3. Ayant constaté qu'il n'existe aucune base permettant d'obtenir
un règlement amiable au sens de l'article 28 par. 1 b) de la
Convention, la Commission (Première Chambre), après délibération, a
adopté le 17 janvier 1995 le présent rapport conformément à
l'article 31 par. 1 de la Convention, en présence des membres
suivants :
M. C.L. ROZAKIS, Président
Mme J. LIDDY
MM. E. BUSUTTIL
A.S. GÖZÜBÜYÜK
A. WEITZEL
M.P. PELLONPÄÄ
B. MARXER
B. CONFORTI
N. BRATZA
I. BÉKÉS
E. KONSTANTINOV
4. Dans ce rapport, la Commission a formulé son avis sur le point
de savoir si les faits constatés révèlent, de la part de l'Italie,
une violation de la Convention.
5. Le texte du présent rapport sera transmis au Comité des
Ministres du Conseil de l'Europe conformément à l'article 31 par. 2
de la Convention.
II. ETABLISSEMENT DES FAITS
6. Le 30 août 1988, la requérante assigna les sociétés BRC s.p.a.
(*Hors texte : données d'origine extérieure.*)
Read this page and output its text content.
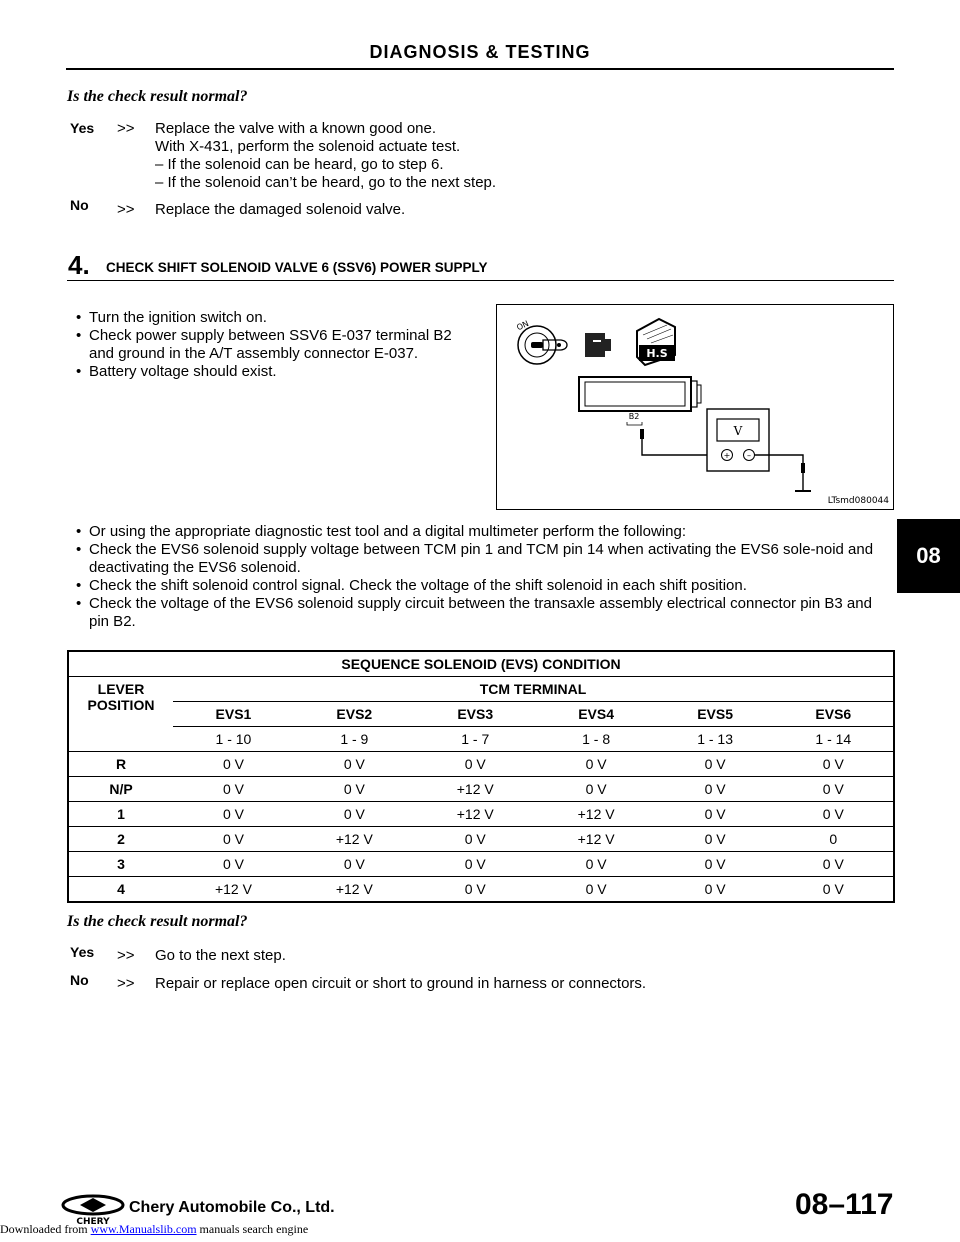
DIAGNOSIS & TESTING
Is the check result normal?
Yes >> Replace the valve with a known good one.
With X-431, perform the solenoid actuate test.
– If the solenoid can be heard, go to step 6.
– If the solenoid can’t be heard, go to the next step.
No >> Replace the damaged solenoid valve.
4. CHECK SHIFT SOLENOID VALVE 6 (SSV6) POWER SUPPLY
• Turn the ignition switch on.
• Check power supply between SSV6 E-037 terminal B2 and ground in the A/T assembly connector E-037.
• Battery voltage should exist.
ON
H.S
B2
V
+ –
LTsmd080044
• Or using the appropriate diagnostic test tool and a digital multimeter perform the following:
• Check the EVS6 solenoid supply voltage between TCM pin 1 and TCM pin 14 when activating the EVS6 sole-noid and deactivating the EVS6 solenoid.
• Check the shift solenoid control signal. Check the voltage of the shift solenoid in each shift position.
• Check the voltage of the EVS6 solenoid supply circuit between the transaxle assembly electrical connector pin B3 and pin B2.
SEQUENCE SOLENOID (EVS) CONDITION						
LEVER POSITION	TCM TERMINAL					
	EVS1	EVS2	EVS3	EVS4	EVS5	EVS6
	1 - 10	1 - 9	1 - 7	1 - 8	1 - 13	1 - 14
R	0 V	0 V	0 V	0 V	0 V	0 V
N/P	0 V	0 V	+12 V	0 V	0 V	0 V
1	0 V	0 V	+12 V	+12 V	0 V	0 V
2	0 V	+12 V	0 V	+12 V	0 V	0
3	0 V	0 V	0 V	0 V	0 V	0 V
4	+12 V	+12 V	0 V	0 V	0 V	0 V
Is the check result normal?
Yes >> Go to the next step.
No >> Repair or replace open circuit or short to ground in harness or connectors.
08
CHERY
Chery Automobile Co., Ltd.	08–117
Downloaded from www.Manualslib.com manuals search engine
et K.G. s.r.l., ainsi que M. P., devant le tribunal de Vicenza afin
d'obtenir la réparation des dommages subis en raison d'actes de
concurrence déloyale et contrefaçon de brevets.
7. La mise en état de l'affaire commença le 18 novembre 1988 et se
termina, douze audiences plus tard, le 21 octobre 1994. L'audience de
plaidoiries devant la chambre compétente fut fixée au 22 mars 1996.
Entre-temps, le 17 décembre 1992 la société requérante fut mise en
liquidation, tandis que le 21 décembre 1993 une des parties
défenderesse fut mise en faillite.
III. AVIS DE LA COMMISSION
8. La requérante se plaint de la violation du principe du délai
raisonnable prévu à l'article 6 par. 1 (art. 6-1) de la Convention.
Elle fait valoir en outre que la longueur de la procédure litigieuse
aurait porté atteinte au droit au respect de ses biens garanti par
l'article 1 du Protocole n° 1 (1-P1).
9. La Commission note tout d'abord que cette procédure tend à faire
décider d'une contestation sur des "droits et obligations de
caractère civil" et se situe donc dans le champ d'application de
l'article 6 par. 1 (art. 6-1) de la Convention.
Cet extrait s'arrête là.